GFCI (Ground Fault Circuit Interrupter) protection is a safety mechanism designed to protect people from electrical shock hazards in residential, commercial, and industrial settings. It works by monitoring the current flowing through a circuit and quickly interrupting the power if it detects a ground fault, which occurs when electricity escapes the intended path and flows through a person's body or other unintended conductor.
GFCI protection is required by the National Electrical Code (NEC) for certain areas where electrical shock hazards are more likely to occur, such as kitchens, bathrooms, and outdoor areas. There are two types of GFCI protection: GFCI outlets and GFCI circuit breakers.
GFCI outlets are designed to replace standard electrical outlets and are commonly used in areas where water is present, such as kitchens and bathrooms. They have a test and reset button on the face of the outlet, and they constantly monitor the electrical current flowing through them. If they detect a ground fault, they will trip and cut off the power to the circuit.

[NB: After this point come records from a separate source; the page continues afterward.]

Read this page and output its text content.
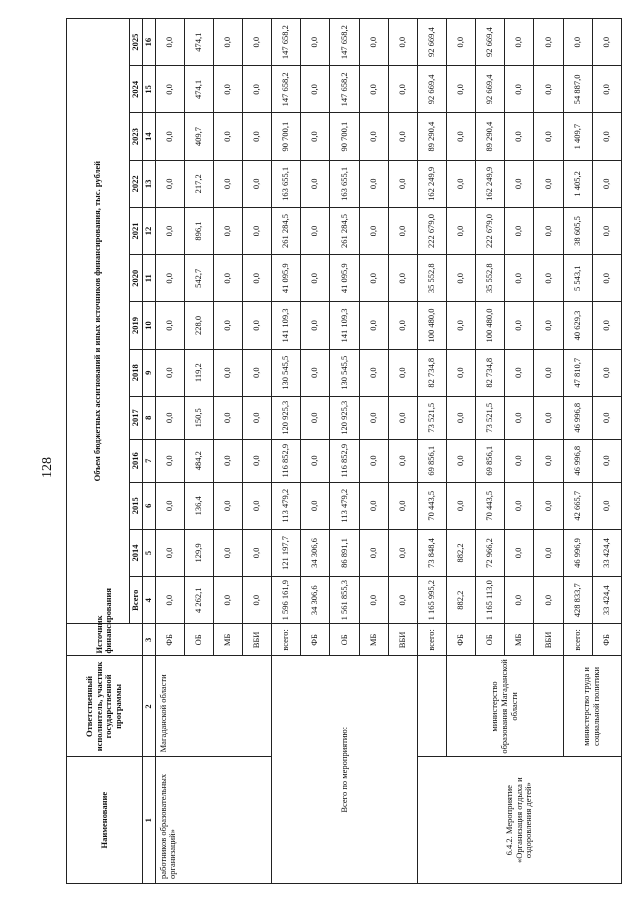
128
Наименование	Ответственный исполнитель, участник государственной программы	Источник финансирования	Объем бюджетных ассигнований и иных источников финансирования, тыс. рублей												
			Всего	2014	2015	2016	2017	2018	2019	2020	2021	2022	2023	2024	2025
1	2	3	4	5	6	7	8	9	10	11	12	13	14	15	16
работников образовательных организаций»	Магаданской области	ФБ	0,0	0,0	0,0	0,0	0,0	0,0	0,0	0,0	0,0	0,0	0,0	0,0	0,0
		ОБ	4 262,1	129,9	136,4	484,2	150,5	119,2	228,0	542,7	896,1	217,2	409,7	474,1	474,1
		МБ	0,0	0,0	0,0	0,0	0,0	0,0	0,0	0,0	0,0	0,0	0,0	0,0	0,0
		ВБИ	0,0	0,0	0,0	0,0	0,0	0,0	0,0	0,0	0,0	0,0	0,0	0,0	0,0
Всего по мероприятию:		всего:	1 596 161,9	121 197,7	113 479,2	116 852,9	120 925,3	130 545,5	141 109,3	41 095,9	261 284,5	163 655,1	90 700,1	147 658,2	147 658,2
		ФБ	34 306,6	34 306,6	0,0	0,0	0,0	0,0	0,0	0,0	0,0	0,0	0,0	0,0	0,0
		ОБ	1 561 855,3	86 891,1	113 479,2	116 852,9	120 925,3	130 545,5	141 109,3	41 095,9	261 284,5	163 655,1	90 700,1	147 658,2	147 658,2
		МБ	0,0	0,0	0,0	0,0	0,0	0,0	0,0	0,0	0,0	0,0	0,0	0,0	0,0
		ВБИ	0,0	0,0	0,0	0,0	0,0	0,0	0,0	0,0	0,0	0,0	0,0	0,0	0,0
6.4.2. Мероприятие «Организация отдыха и оздоровления детей»		всего:	1 165 995,2	73 848,4	70 443,5	69 856,1	73 521,5	82 734,8	100 480,0	35 552,8	222 679,0	162 249,9	89 290,4	92 669,4	92 669,4
	министерство образования Магаданской области	ФБ	882,2	882,2	0,0	0,0	0,0	0,0	0,0	0,0	0,0	0,0	0,0	0,0	0,0
		ОБ	1 165 113,0	72 966,2	70 443,5	69 856,1	73 521,5	82 734,8	100 480,0	35 552,8	222 679,0	162 249,9	89 290,4	92 669,4	92 669,4
		МБ	0,0	0,0	0,0	0,0	0,0	0,0	0,0	0,0	0,0	0,0	0,0	0,0	0,0
		ВБИ	0,0	0,0	0,0	0,0	0,0	0,0	0,0	0,0	0,0	0,0	0,0	0,0	0,0
	министерство труда и социальной политики	всего:	428 833,7	46 996,9	42 665,7	46 996,8	46 996,8	47 810,7	40 629,3	5 543,1	38 605,5	1 405,2	1 409,7	54 887,0	0,0
		ФБ	33 424,4	33 424,4	0,0	0,0	0,0	0,0	0,0	0,0	0,0	0,0	0,0	0,0	0,0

GFCI circuit breakers, on the other hand, are installed in the electrical panel and provide GFCI protection to an entire circuit. They are commonly used in areas where GFCI outlets are not practical, such as outdoor areas and garages.
Overall, GFCI protection is an important safety feature that can help prevent electrical shock hazards and save lives. It is important to ensure that GFCI protection is installed and working properly in areas where it is required by code.